The hours-long raid and Israeli military's haphazard reaction resulted in the killings of more than 1,100 people, Israeli officials and local media say.

Palestinian fighters took more than 250 hostages and presently 130 remain in Gaza, including 34 who the Israeli army says are dead, some of them killed by indiscriminate Israeli strikes.

Israel has since then killed nearly 33,000 Palestinians — 70 percent of them babies, women and children — and wounded 75,300 amid mass destruction and shortages of necessities. Israel has imposed a crippling blockade on Gaza, leaving its population, particularly residents of northern Gaza, starving.

The Israeli war has pushed 85 percent of Gaza’s population into internal displacement amid acute shortages of food, clean water and medicine, while 60 percent of the enclave's infrastructure has been damaged or destroyed, according to the UN.

Israel is accused of genocide at the International Court of Justice, which has ordered Tel Aviv to do more to prevent starvation crisis in Gaza. Francesca Albanese, the UN special rapporteur on the rights situation in the Palestinian territories, said recently there were reasonable grounds to believe Israel was committing genocide against Palestinians in Gaza.

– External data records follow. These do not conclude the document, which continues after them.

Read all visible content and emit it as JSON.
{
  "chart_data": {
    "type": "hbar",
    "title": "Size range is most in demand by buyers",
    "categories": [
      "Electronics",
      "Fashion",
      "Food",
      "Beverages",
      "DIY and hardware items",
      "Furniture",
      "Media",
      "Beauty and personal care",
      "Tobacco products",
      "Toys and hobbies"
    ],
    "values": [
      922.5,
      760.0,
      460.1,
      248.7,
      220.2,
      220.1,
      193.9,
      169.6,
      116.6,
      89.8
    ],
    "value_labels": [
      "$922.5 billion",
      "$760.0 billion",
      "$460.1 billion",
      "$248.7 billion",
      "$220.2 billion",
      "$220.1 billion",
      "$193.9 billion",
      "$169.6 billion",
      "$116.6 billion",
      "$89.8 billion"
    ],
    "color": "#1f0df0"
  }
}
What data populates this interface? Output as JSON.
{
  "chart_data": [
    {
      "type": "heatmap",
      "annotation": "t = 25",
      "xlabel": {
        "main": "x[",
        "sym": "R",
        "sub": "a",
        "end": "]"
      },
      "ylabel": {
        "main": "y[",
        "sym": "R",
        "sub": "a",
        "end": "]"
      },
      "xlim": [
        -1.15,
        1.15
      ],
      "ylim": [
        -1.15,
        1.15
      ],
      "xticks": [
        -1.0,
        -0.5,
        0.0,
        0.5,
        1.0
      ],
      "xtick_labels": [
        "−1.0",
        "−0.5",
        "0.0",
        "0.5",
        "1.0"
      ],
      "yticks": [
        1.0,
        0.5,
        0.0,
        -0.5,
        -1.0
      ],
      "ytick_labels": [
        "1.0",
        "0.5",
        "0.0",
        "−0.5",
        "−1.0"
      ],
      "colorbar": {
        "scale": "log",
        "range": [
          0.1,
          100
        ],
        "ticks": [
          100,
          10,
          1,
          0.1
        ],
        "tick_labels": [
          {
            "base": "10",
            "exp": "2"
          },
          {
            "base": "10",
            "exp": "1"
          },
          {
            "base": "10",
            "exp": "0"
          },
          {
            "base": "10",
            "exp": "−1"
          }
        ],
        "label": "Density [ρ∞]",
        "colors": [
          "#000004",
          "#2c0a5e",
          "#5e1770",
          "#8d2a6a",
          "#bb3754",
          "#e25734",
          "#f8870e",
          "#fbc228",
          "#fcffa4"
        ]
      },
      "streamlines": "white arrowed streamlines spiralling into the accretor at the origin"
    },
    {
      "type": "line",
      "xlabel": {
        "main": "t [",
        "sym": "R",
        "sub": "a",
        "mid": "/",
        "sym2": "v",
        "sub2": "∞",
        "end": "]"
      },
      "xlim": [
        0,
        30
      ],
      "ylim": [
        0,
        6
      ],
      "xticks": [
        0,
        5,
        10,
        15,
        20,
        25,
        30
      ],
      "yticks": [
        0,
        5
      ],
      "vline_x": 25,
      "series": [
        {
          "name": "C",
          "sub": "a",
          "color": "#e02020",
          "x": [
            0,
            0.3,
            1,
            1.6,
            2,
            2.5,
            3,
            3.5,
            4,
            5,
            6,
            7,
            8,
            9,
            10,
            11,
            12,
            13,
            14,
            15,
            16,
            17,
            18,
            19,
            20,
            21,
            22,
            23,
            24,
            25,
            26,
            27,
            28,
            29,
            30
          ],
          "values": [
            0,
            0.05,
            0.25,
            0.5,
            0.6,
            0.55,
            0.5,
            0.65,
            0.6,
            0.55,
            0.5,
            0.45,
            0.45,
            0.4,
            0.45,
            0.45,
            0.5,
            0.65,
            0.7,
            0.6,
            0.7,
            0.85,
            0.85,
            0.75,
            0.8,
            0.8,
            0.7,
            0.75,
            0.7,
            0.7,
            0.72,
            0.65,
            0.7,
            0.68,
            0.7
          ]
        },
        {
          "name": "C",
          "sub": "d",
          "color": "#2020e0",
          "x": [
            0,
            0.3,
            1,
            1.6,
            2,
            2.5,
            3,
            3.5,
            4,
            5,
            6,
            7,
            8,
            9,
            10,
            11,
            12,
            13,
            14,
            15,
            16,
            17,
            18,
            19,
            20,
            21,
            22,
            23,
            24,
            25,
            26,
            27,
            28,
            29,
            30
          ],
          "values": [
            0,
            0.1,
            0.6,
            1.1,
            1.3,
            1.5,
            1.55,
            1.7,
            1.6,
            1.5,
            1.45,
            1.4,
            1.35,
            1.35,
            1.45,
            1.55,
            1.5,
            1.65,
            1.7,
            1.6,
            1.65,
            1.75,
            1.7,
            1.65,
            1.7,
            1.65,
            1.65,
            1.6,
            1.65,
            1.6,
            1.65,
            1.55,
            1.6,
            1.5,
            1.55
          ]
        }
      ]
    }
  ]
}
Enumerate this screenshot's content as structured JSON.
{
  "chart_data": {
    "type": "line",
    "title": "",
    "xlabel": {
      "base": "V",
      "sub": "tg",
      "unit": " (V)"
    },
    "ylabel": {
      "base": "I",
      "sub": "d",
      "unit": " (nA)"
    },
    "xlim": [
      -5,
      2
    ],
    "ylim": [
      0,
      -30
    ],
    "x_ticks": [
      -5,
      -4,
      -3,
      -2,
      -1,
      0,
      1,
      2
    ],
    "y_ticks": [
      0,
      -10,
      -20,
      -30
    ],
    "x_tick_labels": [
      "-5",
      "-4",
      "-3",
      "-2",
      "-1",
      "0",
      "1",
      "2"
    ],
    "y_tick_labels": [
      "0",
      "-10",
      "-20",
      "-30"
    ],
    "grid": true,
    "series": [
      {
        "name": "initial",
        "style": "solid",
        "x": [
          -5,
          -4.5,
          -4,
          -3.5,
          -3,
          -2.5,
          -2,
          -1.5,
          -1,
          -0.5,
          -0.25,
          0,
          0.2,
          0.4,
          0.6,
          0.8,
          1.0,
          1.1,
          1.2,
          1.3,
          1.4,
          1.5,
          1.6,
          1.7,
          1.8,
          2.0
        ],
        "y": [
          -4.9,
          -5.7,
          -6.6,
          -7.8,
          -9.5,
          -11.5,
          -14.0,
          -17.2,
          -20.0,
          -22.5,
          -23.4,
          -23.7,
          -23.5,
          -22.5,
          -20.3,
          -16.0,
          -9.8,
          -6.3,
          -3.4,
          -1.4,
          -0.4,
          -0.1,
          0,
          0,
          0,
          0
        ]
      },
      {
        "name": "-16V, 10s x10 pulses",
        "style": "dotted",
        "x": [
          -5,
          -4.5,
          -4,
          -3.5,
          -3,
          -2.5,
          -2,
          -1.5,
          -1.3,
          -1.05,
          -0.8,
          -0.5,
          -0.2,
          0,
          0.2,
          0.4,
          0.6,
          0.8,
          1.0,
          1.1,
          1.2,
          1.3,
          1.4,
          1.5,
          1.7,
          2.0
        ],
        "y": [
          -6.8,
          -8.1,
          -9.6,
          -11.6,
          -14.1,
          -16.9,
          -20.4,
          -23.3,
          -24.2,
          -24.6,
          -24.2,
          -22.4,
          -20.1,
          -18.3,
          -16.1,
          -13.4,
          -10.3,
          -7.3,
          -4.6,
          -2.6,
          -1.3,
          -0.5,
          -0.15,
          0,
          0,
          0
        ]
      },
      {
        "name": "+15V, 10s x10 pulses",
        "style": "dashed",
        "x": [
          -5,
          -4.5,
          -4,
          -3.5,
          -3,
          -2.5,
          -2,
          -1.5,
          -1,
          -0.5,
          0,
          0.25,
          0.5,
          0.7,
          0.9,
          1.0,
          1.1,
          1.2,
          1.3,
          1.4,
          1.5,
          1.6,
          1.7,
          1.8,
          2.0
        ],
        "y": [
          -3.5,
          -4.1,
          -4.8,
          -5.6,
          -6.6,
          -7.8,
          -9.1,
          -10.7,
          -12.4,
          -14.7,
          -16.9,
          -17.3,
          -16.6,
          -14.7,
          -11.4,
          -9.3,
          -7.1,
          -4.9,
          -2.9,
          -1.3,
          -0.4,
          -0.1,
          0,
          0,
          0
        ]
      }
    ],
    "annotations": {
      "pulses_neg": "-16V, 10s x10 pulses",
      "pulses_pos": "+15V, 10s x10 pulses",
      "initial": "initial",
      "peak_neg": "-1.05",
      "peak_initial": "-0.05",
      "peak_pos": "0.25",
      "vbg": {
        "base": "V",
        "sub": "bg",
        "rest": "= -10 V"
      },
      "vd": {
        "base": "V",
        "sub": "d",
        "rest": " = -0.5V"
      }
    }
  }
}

Albanese also addressed allegations that Hamas fighters used rape during their attack on Israel, saying there was an absence of convincing evidence to support the claims.

"What I am very disturbed by was the weaponisation of anything that happened on 7 of October," she said. "Personally, I have not received information. I have read reports that had been written, and I didn't find any convincing evidence."